THE mum of a 9-month-old baby with Cystic Fibrosis has urged the Scottish Government to act after a drug that could help her son was rejected for use on the NHS.

Louise Whytock said she felt “disheartened” after Ivacaftor-lumacaftor (Orkambi) which treats the underlying causes of the life limiting condition, and would be suitable for her son Ellis when he is older, was rejected by the Scottish Medicines Consortium (SMC) for use on the NHS.

It is the first drug of its kind which has been shown to improve lung function, reduce outbreaks of infection and cut hospitalisations by over 60%.

The drug is suitable for children, aged over 12, with the most common mutation, F508del - around 70% of cases and costs around £104,000 per year.

The treatment, manufactured by Vertex, was turned down by the SMC due to cost and uncertainty around long-term impact. It will not be available through the New Medicines Fund either, which offers support to health boards to fund medicines for rare diseases.

Louise Whytock’s nine-month-old son Ellis with diagnosed with Cystic Fibrosis when he was three weeks old.

Louise, 36, from Bearsden, said her and husband Craig, 43, are still struggling to come to terms with the diagnosis.

Louise, who is also mum to Keir, 4, said: “Our son Ellis was diagnosed with CF at three weeks old and it has been a terrible time for us.

“We have huge feelings of guilt, anger, worry and fear for his future.

“Ellis has the mutation which would make him suitable for Orkambi when he is older.

“Although he is too young for it yet, having that arsenal of drugs available is quite comforting to know.

“For us not to have that as an option is disheartening.

“I understand the cost is huge but when it’s your son, you can’t think about money. When they are doing all this research if the drugs aren’t going to be available, it’s like holding a carrot up and then taking it away.

“We are adjusting to it but we will do anything to help improve the quality of his life.

“I would like the SMC to know how much this condition impacts our whole family, not just Ellis.

“Ellis currently has a demanding and exhausting routine just to stay well - with five medications, physio sessions, clinic appointments.

“Sometimes it feels like our lives revolve around these essential treatments.

“Orkambi could change our lives and I urge all parties to reconsider this decision so that our son can live a life without the limits.”

In Scotland, one child in every 2,345 people is born with cystic fibrosis.

The condition mainly causes difficulty breathing and lung infections but also affects the liver, pancreas and intestines.

People diagnosed with the condition have a drastically reduced life expectancy, although it is improving thanks to medical advances.

Another drug, Ivacaftor (Kalydeco) which has been shown to slow the progression of the progressive lung condition, was turned down for patients under six.

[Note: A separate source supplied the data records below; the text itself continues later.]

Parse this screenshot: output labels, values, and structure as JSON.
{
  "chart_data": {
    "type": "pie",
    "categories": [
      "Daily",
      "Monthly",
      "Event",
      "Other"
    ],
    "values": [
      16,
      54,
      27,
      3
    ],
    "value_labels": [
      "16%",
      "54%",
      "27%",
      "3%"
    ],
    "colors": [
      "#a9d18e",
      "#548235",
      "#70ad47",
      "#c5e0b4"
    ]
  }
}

Kalydeco has been shown to improve lung function and studies showed it led to a “dramatic” improvement in pancreatic function.

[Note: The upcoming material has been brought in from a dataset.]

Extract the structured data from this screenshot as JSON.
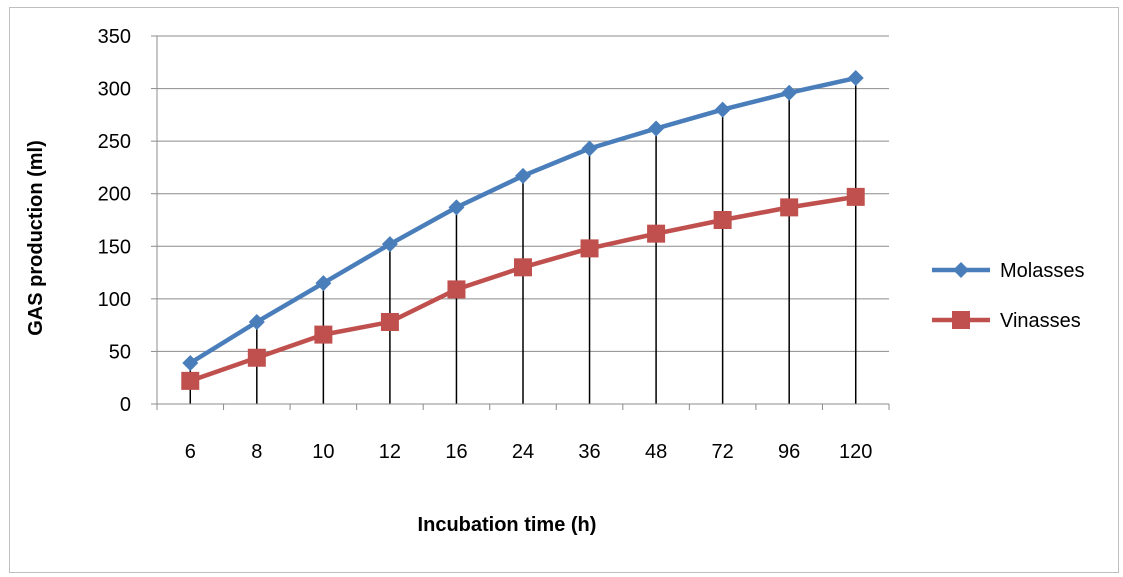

It is currently available to children over 6 years in Scotland with the G551D mutation via the new medicines fund, which offers support to health boards to fund drugs for rare conditions. It costs around £182,000 per year of treatment.

The Cystic Fibrosis Trust has written to the Secretary for Health, Wellbeing & Sport, Shona Robison, urging the NHS, the drug company and the New Medicine Fund to come together to find a way forward.

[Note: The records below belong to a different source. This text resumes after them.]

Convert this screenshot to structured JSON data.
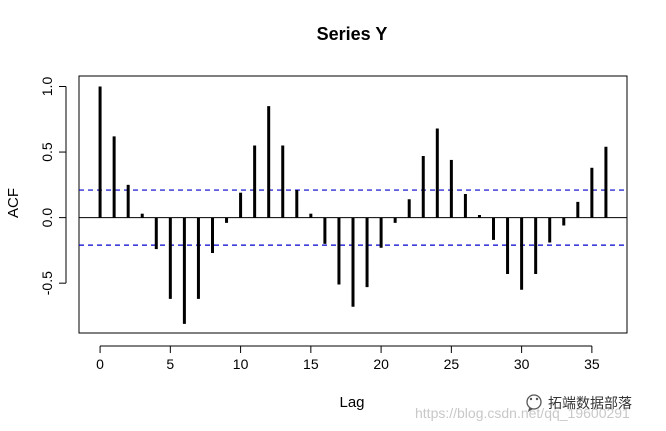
{
  "chart_data": {
    "type": "bar",
    "title": "Series  Y",
    "xlabel": "Lag",
    "ylabel": "ACF",
    "xlim": [
      -1.5,
      37.5
    ],
    "ylim": [
      -0.88,
      1.08
    ],
    "x_ticks": [
      0,
      5,
      10,
      15,
      20,
      25,
      30,
      35
    ],
    "x_tick_labels": [
      "0",
      "5",
      "10",
      "15",
      "20",
      "25",
      "30",
      "35"
    ],
    "y_ticks": [
      -0.5,
      0.0,
      0.5,
      1.0
    ],
    "y_tick_labels": [
      "-0.5",
      "0.0",
      "0.5",
      "1.0"
    ],
    "confidence_limit": 0.21,
    "confidence_color": "#0000cc",
    "bar_color": "#000000",
    "x": [
      0,
      1,
      2,
      3,
      4,
      5,
      6,
      7,
      8,
      9,
      10,
      11,
      12,
      13,
      14,
      15,
      16,
      17,
      18,
      19,
      20,
      21,
      22,
      23,
      24,
      25,
      26,
      27,
      28,
      29,
      30,
      31,
      32,
      33,
      34,
      35,
      36
    ],
    "values": [
      1.0,
      0.62,
      0.25,
      0.03,
      -0.24,
      -0.62,
      -0.81,
      -0.62,
      -0.27,
      -0.04,
      0.19,
      0.55,
      0.85,
      0.55,
      0.21,
      0.03,
      -0.2,
      -0.51,
      -0.68,
      -0.53,
      -0.23,
      -0.04,
      0.14,
      0.47,
      0.68,
      0.44,
      0.18,
      0.02,
      -0.17,
      -0.43,
      -0.55,
      -0.43,
      -0.19,
      -0.06,
      0.12,
      0.38,
      0.54
    ],
    "grid": false,
    "legend": "none"
  },
  "watermark": {
    "brand": "拓端数据部落",
    "url": "https://blog.csdn.net/qq_19600291"
  }
}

Ed Owen, chief executive of the Cystic Fibrosis Trust said: “People with Cystic Fibrosis in Scotland must not be denied Orkambi because of a battle between the NHS Scotland and Vertex over price and longer term impact.’

“Vertex, the NHS in Scotland and the New Medicines Fund must come together and make this happen.”

“Kalydeco is already being provided by the New Medicines Fund for those eligible for it and over six years old.”

A Scottish Government spokesperson said: “The £90 million New Medicines Fund was put in place to fund treatments for rare or end-of-life conditions. “Pharmaceutical companies also need to price their drugs fairly – we would encourage SMC and the pharmaceutical company to work together to find a way forward.

“There is also currently an independent process underway to review the system of access to new medicines in Scotland, which will look at what more can be done to build on the improvements already achieved and ensure all patients get timely access to newly licensed medicines, at a fair price for the NHS.”